Familie, Sippe, Stamm, Kriegshorde, das Dorf, der Stadtstaat, die Polis, das Königreich, das Imperium und schließlich die Nation bildeten im Laufe der Jahrtausende die wesentlichen Größen. Aber weltgeschichtliche Bedeutung haben Nationen erst seit dem 16. und 17. Jahrhundert erlangt: zuerst in Europa, 1776 in Nordamerika, ab 1810 in Lateinamerika, zumeist erst nach 1945 in Afrika und Asien.
Wie und wann reißen sich Nationen aus größeren politischen Einheiten wie zum Beispiel Imperien los? Wie entwickeln sie sich umgekehrt aus kleineren Einheiten, aus Stämmen, Volksgruppen, religiösen Gemeinschaften zu Staaten und Nationen? Wie integrieren sie sich in den Bauvorgang einer entstehenden Nation? Und wie sieht schließlich die Wechselwirkung zwischen Staats- und Nationenbildung aus?
Manche sprechen vom Wachstum, andere bevorzugen den Begriff Nationenbildung, wiederum andere betonen nationale Entwicklung. Wachstum suggeriert eine organische Entwicklung und unterstellt Kreisläufe von Blüte, Reife, Verfall und Absterben, wie die alten Griechen vermuteten. Nationale Entwicklung suggeriert Freiheit und Offenheit. Im Gegensatz dazu beinhaltet Nationenbildung ein architektonisches, ja mechanistisches Entwicklungsmodell, so wie ein Haus, das nach verschiedenen Entwürfen nach dem Willen und Vermögen seines Bauherren errichtet wird.

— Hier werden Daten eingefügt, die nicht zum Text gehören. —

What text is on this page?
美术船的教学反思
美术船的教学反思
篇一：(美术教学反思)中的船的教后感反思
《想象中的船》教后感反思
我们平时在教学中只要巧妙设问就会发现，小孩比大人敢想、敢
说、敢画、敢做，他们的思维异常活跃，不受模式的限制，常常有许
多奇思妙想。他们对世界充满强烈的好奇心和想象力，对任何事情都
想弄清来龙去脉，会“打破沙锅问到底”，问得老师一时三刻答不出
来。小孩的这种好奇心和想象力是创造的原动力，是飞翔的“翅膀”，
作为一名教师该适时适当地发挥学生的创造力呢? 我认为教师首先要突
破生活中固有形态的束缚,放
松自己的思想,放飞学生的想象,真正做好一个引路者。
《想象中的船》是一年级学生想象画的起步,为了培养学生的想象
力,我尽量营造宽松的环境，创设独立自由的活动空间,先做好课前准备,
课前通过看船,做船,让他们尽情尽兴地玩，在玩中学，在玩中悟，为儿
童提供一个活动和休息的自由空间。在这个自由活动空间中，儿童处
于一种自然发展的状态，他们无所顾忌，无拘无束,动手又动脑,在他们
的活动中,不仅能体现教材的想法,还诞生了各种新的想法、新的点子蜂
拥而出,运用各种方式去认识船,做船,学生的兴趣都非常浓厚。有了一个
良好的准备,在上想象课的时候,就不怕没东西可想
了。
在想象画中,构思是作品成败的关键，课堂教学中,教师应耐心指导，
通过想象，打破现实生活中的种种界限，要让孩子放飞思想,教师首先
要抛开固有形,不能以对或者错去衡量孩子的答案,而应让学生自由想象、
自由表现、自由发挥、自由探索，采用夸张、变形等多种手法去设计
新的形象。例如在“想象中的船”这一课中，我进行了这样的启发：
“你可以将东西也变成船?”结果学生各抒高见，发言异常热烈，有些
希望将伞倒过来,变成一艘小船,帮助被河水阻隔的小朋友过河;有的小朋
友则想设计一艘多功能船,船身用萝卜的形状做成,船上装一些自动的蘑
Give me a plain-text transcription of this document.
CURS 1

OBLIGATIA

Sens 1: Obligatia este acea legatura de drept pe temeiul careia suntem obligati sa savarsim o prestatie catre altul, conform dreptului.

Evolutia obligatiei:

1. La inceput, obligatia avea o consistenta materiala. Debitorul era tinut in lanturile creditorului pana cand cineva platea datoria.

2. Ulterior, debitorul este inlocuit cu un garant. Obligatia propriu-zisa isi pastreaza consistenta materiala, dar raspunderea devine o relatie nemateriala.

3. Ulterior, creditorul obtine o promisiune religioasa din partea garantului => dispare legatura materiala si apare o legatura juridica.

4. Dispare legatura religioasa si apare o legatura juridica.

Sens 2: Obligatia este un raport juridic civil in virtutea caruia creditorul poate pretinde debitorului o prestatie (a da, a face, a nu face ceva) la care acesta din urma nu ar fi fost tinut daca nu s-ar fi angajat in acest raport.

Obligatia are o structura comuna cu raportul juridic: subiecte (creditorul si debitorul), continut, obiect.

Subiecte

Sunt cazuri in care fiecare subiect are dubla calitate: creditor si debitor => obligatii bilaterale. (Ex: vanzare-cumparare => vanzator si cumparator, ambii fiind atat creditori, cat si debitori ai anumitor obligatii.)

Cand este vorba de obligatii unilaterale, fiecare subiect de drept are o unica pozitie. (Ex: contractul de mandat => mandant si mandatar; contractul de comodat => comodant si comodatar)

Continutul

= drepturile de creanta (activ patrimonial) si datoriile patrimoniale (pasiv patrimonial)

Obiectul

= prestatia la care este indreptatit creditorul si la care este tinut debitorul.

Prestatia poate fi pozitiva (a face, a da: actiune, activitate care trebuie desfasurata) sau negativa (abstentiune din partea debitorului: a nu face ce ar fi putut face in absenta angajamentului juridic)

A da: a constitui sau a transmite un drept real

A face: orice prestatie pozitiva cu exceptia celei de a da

Die Entscheidung für eine nationale Orientierung hängt oft von der Selbstbehauptung gegenüber einem gemeinsamen Feind ab. Das spanische Volk fand seine staatliche Identität im Kampf gegen die arabische Vorherrschaft, Deutschland 1870/71 im Krieg gegen Frankreich und die Gründung der USA 1776 ist ohne den erfolgreichen Unabhängigkeitskrieg gegen die englischen Kolonialherren nicht denkbar.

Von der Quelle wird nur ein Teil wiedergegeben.